Diğer tarafta iletişim ajansları da sosyal medya konusunda temel düzeyde kendilerini geliştirmek, sosyal medyayı da bir iletişim kanalı olarak kabul etmek zorunda. Temel stratejiyi iletişim ajansı koymalı, detayları ise sosyal medya ajansı oluşturmalı ki herkes uzman olduğu işi yaparak marka için doğru bir çözüm üretilebilir.
Çünkü sosyal medya yepyeni bir şey değil, aynı bir zamanlar gazetenin, radyonun ve televizyonun da olduğu gibi iletişim için kullanılan yeni bir kanal. Bu kanalın diğer kanallardan farkı ise ulaştığınız kitlenin de bu kanalın bir parçası olduğu ve bu kitlenin fikirlerinin de bu yeni iletişim kanalında önemli bir yer ettiği gerçeği. Bu nedenle de bir sosyal medya ajansının ancak hizmet verdiği markaların iletişim ajansları ile yakın çalıştığında başarılı olacağına inanıyoruz.

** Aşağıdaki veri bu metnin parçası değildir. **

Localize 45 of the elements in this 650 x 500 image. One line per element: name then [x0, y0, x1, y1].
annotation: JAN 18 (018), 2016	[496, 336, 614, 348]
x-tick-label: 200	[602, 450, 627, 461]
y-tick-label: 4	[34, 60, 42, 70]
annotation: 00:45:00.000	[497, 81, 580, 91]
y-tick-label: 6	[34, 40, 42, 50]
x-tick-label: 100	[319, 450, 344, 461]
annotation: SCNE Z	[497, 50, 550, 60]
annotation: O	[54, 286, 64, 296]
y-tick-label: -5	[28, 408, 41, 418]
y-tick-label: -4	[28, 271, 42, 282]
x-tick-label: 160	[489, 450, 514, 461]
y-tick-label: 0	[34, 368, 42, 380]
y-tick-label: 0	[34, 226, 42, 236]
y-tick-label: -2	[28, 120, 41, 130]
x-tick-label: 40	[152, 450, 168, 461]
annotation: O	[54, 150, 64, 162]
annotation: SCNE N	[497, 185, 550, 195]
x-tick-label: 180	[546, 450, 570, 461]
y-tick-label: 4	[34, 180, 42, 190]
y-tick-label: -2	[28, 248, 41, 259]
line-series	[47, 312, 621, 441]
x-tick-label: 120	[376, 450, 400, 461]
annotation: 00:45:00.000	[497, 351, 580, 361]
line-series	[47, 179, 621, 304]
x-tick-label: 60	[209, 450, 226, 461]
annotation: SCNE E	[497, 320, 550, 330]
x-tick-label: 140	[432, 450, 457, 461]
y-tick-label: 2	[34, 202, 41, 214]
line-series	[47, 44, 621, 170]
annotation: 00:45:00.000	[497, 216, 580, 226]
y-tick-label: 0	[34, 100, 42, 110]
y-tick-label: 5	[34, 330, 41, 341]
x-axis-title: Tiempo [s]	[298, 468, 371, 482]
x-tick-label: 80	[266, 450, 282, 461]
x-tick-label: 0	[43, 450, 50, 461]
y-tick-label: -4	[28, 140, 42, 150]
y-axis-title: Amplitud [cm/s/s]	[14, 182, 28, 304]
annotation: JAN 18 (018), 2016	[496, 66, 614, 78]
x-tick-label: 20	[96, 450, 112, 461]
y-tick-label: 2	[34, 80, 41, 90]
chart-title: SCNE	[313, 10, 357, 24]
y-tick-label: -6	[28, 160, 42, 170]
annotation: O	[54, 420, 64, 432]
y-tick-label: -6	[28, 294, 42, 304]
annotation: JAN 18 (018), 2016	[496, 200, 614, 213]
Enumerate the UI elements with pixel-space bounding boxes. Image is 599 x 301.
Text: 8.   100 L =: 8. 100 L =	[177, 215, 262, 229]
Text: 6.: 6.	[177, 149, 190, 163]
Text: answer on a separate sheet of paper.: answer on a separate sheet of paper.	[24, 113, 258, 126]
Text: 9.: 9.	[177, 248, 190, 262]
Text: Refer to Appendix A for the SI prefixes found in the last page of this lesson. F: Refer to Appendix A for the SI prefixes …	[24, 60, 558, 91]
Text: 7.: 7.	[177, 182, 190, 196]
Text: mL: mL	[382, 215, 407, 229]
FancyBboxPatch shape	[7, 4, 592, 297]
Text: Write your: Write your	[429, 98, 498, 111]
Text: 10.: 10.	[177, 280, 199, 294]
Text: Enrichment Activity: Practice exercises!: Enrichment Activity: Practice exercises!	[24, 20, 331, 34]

Peki ülkemizdeki PR ajansları nasıl düşünüyor? Son 10 yıldır bunu tekrarlayıp bunu söylüyoruz. Halen daha Twitter kullanmayı bilmeyen ajanslar, halen daha Facebook hesabı yönetmemiş yeni mezun iletişimciler, halen daha retargetingi, dönüşüm optimizasyonunu, web teknolojilerini bilmeyen iletişim ajansı çalışanları… Kısacası son 10 yılda yeni sözler, yeni stratejiler görsek de iletişim adına sosyal medyanın ve dijital iletişimin pek de büyük bir adım atamadığını üzülerek izliyoruz. Bir de unutmamak gerekiyor. Bazıları için sosyal medya iletişimi Facebook ve Twitter’da yer almak… Oysa ki gençler Instagram’a kaçtı. Reklamlar mobile kayıyor… Üstelik yarın öbür gün yepyeni iletişim teknolojileri dijital dünyanın kapılarını tüketicilere çok daha fazla açacak. Peki PR ajanslarımız nerede? Benim bildiğim iletişim kaç kanalı olursa olsun PR firmalarının işi olması gerekmiyor muydu? Aman dikkat artık yapay zeka ve makine öğrenmesi geliyor. Geç kalmadınız mı?